La Galoche d'Aurillac

41 rue de Lappe - 75011 Paris

La rue de Lappe, dans le 11e arrondissement de Paris, doit son nom à une personne nommée Girard de Lappe, un maraîcher propriétaire des jardins et des marais sur lesquels cette rue fut percée. Elle était déjà inscrite sur le plan Gomboust de 1652.Cette rue est sans doute la plus "musicale" du quartier puisqu'elle a abrité jusqu'à quinze bals auvergnats avant que la bourrée ne cède la place à la java puis au tango. Celui qui allait devenir le plus connu des bals de la rue de Lappe, le Balajo, inauguré durant le Front Populaire, est toujours en place et a conservé son décor intérieur.

Mais d'autres institutions fameuses comme la Boule Rouge ou le bal Bouscat ne sont plus là. La rue semble leur préférer le commerce de tapas en tous genres quand il ne s'agit pas de fast food. Cependant, il subsiste le restaurant "La Galoche d'Aurillac", au n°41, sur lequel le temps semble avoir glissé sans avoir trouver prise, son enseigne reste éternelle.

En allant à "La Galoche d'Aurillac", vous êtes en Auvergne et le décor est pittoresque. Sous une voûte de galoches, de jambons, d'instruments aratoires, et autres instruments de musique du pays, vous êtes accueilli par le patron : M. Jean Bonnet. L'homme revendique la différence ; il est davantage soudé aux traditions qu'aux belles manières et aux ronds de jambe à faire aux clients.

Un solitaire, Jeannot Bonnet, un décalé des temps modernes où le paraître prend le pas sur l'être. Avec ses manières directes, son quintal de gentillesse, sa façon de porter haut devant lui le drapeau qui a pour couleurs : l'authenticité, la générosité, la simplicité, la mise en avant du naturel et des ressources de son pays, il avance droit devant lui comme un vaillant Gaulois qui a la conscience pour lui et des trésors d'attention pour ceux qu'il considère comme des amis.

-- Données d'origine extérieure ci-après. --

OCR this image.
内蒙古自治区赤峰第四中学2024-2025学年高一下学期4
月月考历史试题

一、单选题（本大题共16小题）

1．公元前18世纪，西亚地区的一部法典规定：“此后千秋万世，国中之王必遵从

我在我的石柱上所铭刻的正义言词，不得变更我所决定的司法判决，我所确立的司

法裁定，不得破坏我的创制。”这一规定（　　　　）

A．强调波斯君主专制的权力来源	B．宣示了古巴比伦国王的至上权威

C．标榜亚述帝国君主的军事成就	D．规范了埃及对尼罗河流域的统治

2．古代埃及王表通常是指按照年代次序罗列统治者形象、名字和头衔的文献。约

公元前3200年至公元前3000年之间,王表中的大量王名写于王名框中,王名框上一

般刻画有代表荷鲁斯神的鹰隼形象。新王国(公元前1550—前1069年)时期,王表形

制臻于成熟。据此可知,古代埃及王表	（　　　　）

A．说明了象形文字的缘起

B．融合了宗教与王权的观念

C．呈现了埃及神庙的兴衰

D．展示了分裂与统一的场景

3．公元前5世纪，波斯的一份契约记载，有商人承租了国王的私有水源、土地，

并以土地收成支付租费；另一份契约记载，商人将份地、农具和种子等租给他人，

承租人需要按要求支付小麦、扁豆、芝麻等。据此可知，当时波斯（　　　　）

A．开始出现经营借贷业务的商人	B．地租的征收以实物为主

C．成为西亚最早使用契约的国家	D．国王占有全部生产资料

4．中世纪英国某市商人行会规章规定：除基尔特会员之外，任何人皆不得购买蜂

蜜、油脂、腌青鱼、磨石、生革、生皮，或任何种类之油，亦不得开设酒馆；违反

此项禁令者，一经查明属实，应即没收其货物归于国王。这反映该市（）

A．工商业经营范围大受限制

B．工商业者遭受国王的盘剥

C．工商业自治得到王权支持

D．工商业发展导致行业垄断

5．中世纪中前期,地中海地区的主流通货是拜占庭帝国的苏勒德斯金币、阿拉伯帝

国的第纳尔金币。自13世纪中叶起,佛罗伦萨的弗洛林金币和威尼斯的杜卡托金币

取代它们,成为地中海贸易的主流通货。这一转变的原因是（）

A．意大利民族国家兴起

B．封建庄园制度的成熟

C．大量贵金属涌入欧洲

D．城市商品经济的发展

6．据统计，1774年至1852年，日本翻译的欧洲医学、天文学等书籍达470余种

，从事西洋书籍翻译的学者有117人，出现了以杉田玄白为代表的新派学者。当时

Ce n'est sûrement pas la façon la plus adroite d'avoir la reconnaissance de la presse gastronomique, mais à coup sûr, sa démarche nous va droit au cœur et soulève notre enthousiasme car l'Auvergnat est, avant tout, un paysan et s'il ne rechigne pas à tâter des plats inventés par les plus grands chefs, rien ne le met plus en joie que ces recettes qui sentent bon la terre, le terroir, le pays. A la carte on retrouve tous les grands classiques préparés par Me Nicole Bonnet. C'est sans doute la charcuterie d'Auvergne qui mérite le plus d'attention : le jambon, la saucisse sèche, les frittons, les grattons, le fromage de tête et la terrine viennent directement du Cantal et sont excellent. On vous sert également une viande de qualité à moins que vous préfériez les tripoux ou le fameux aligot fait maison qui vaut le coup d'œil et de fourchette… A noter la très bonne cave qui donne rapidement du rose aux joues !Le maître d'hôtel, c'est Nicole, la fille de salle qui lorsqu'elle évolue entre les tables, dégage quelque chose d'authentique qui sent bon la vie. Et attention! Elle sait en un instant tirer de leur anonymat ses clients. En trente ans de carrière, les répliques de Nicole en ont interloqué, séduit et dompté plus d'un. Une visite qui vaut le déplacement ! Une vraie bonne adresse.